Gleichzeitig sammelt das Team Daten an ausgewählten Standorten in der Arktis. Die Forschenden nehmen Bodenproben und messen die Flüsse von Treibhausgasen, um herauszufinden, wie schnell verschiedene Arten von organischem Material aus auftauendem Permafrost abgebaut werden.
„Ein Puzzlestein besteht darin, dass wir die gewonnenen Ergebnisse standardmäßig in unsere Rechenmodelle mit einbauen“, erklärt Chrisitan Beer. „So können wir die Folgen von abruptem Tauen in Simulationen einbeziehen – und damit auch abschätzen, was sie für das verbleibende globale Kohlenstoffbudget und die Klimaziele bedeuten.

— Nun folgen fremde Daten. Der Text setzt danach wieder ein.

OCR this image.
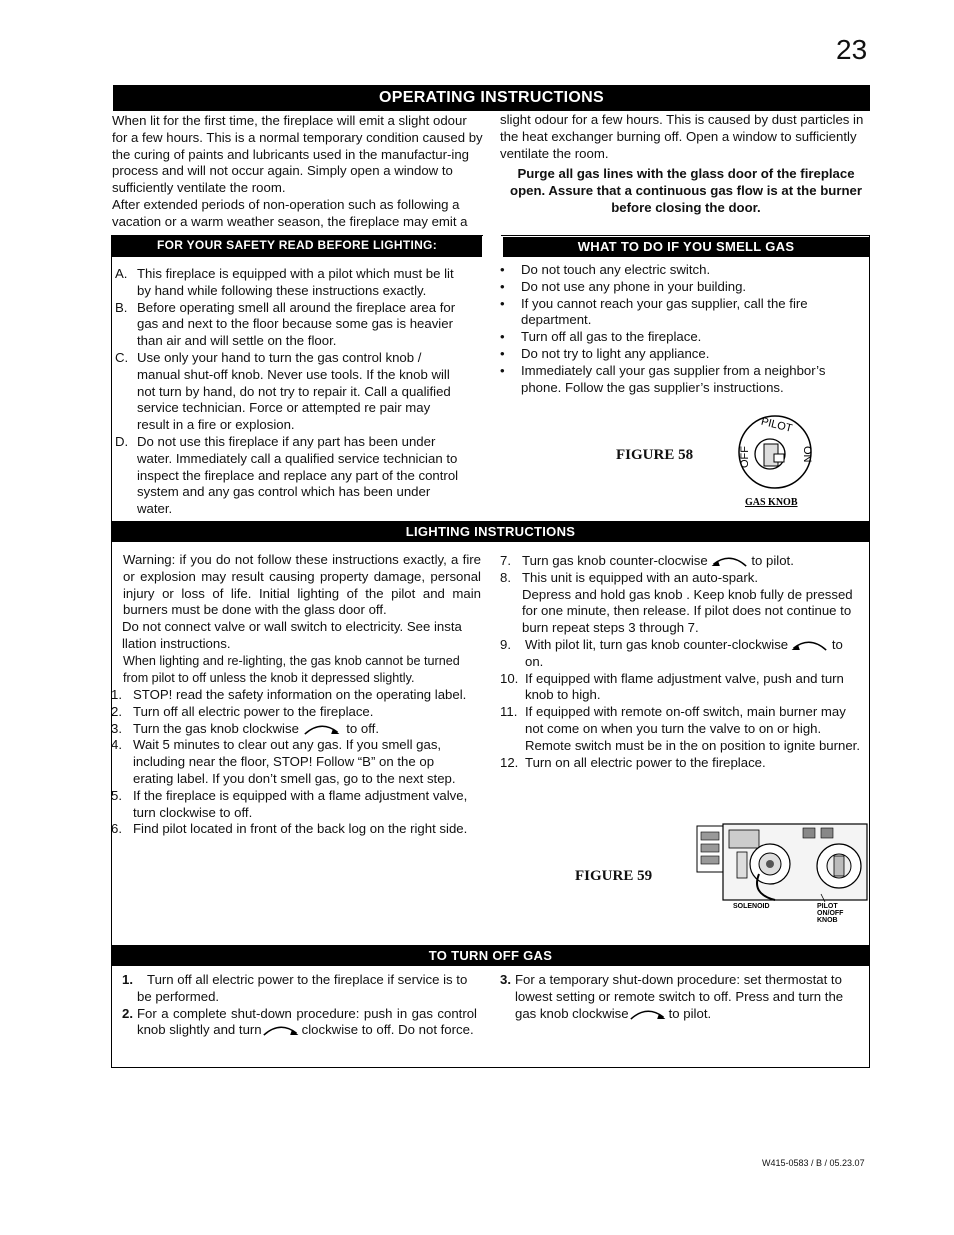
23
OPERATING INSTRUCTIONS

When lit for the first time, the fireplace will emit a slight odour for a few hours. This is a normal temporary condition caused by the curing of paints and lubricants used in the manufactur-ing process and will not occur again. Simply open a window to sufficiently ventilate the room.

After extended periods of non-operation such as following a vacation or a warm weather season, the fireplace may emit a

slight odour for a few hours. This is caused by dust particles in the heat exchanger burning off. Open a window to sufficiently ventilate the room.

Purge all gas lines with the glass door of the fireplace open. Assure that a continuous gas flow is at the burner before closing the door.

FOR YOUR SAFETY READ BEFORE LIGHTING:	WHAT TO DO IF YOU SMELL GAS
A. This fireplace is equipped with a pilot which must be lit by hand while following these instructions exactly.
B. Before operating smell all around the fireplace area for gas and next to the floor because some gas is heavier than air and will settle on the floor.
C. Use only your hand to turn the gas control knob / manual shut-off knob. Never use tools. If the knob will not turn by hand, do not try to repair it. Call a qualified service technician. Force or attempted re pair may result in a fire or explosion.
D. Do not use this fireplace if any part has been under water. Immediately call a qualified service technician to inspect the fireplace and replace any part of the control system and any gas control which has been under water.
• Do not touch any electric switch.
• Do not use any phone in your building.
• If you cannot reach your gas supplier, call the fire department.
• Turn off all gas to the fireplace.
• Do not try to light any appliance.
• Immediately call your gas supplier from a neighbor’s phone. Follow the gas supplier’s instructions.
FIGURE 58
PILOT
OFF	ON
GAS KNOB
LIGHTING INSTRUCTIONS

Warning: if you do not follow these instructions exactly, a fire or explosion may result causing property damage, personal injury or loss of life. Initial lighting of the pilot and main burners must be done with the glass door off.

Do not connect valve or wall switch to electricity. See insta llation instructions.

When lighting and re-lighting, the gas knob cannot be turned from pilot to off unless the knob it depressed slightly.

1. STOP! read the safety information on the operating label.
2. Turn off all electric power to the fireplace.
3. Turn the gas knob clockwise	to off.
4. Wait 5 minutes to clear out any gas. If you smell gas, including near the floor, STOP! Follow “B” on the op erating label. If you don’t smell gas, go to the next step.
5. If the fireplace is equipped with a flame adjustment valve, turn clockwise to off.
6. Find pilot located in front of the back log on the right side.
7. Turn gas knob counter-clocwise	to pilot.
8. This unit is equipped with an auto-spark.
Depress and hold gas knob . Keep knob fully de pressed for one minute, then release. If pilot does not continue to burn repeat steps 3 through 7.
9. With pilot lit, turn gas knob counter-clockwise	to on.
10. If equipped with flame adjustment valve, push and turn knob to high.
11. If equipped with remote on-off switch, main burner may not come on when you turn the valve to on or high. Remote switch must be in the on position to ignite burner.
12. Turn on all electric power to the fireplace.
FIGURE 59
SOLENOID	PILOT
ON/OFF
KNOB
TO TURN OFF GAS
1. Turn off all electric power to the fireplace if service is to be performed.
2. For a complete shut-down procedure: push in gas control knob slightly and turn	clockwise to off. Do not force.
3. For a temporary shut-down procedure: set thermostat to lowest setting or remote switch to off. Press and turn the gas knob clockwise	to pilot.
W415-0583 / B / 05.23.07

Dazu entwickelt das Projektteam in den kommenden fünf Jahren verschiedene Klimaprojektionen, die zeigen, wie sich der Kohlenstoffkreislauf und das Klima im arktischen Permafrostgebiet künftig entwickeln könnten. Die Projektionen bilden dabei auch ab, welche Wechselwirkungen mit veränderten Vegetationsmustern und biogeochemische Rückkopplungen diese zusätzlichen Emissionen in verschiedenen Klimaszenarien auslösen können.
Über PeTCaT
Das Forschungsprojekt läuft von Oktober 2025 bis September 2030. Es wird mit rund 8,8 Millionen Euro von der gemeinnützigen Organisation Schmidt Sciences gefördert. Der geografische Schwerpunkt liegt auf der gesamten Arktis, mit Feldstudien in Alaska, Kanada und Finnland. Unter Leitung des Alfred-Wegener-Instituts (AWI) arbeiten in PeTCaT mehrere internationale Institutionen zusammen: das AWI (Deutschland), die University of Alaska Fairbanks (USA), die University of Alberta (Kanada), die Universität Hamburg (Deutschland), die Stockholm University (Schweden) und die Vrije Universiteit Amsterdam (Niederlande).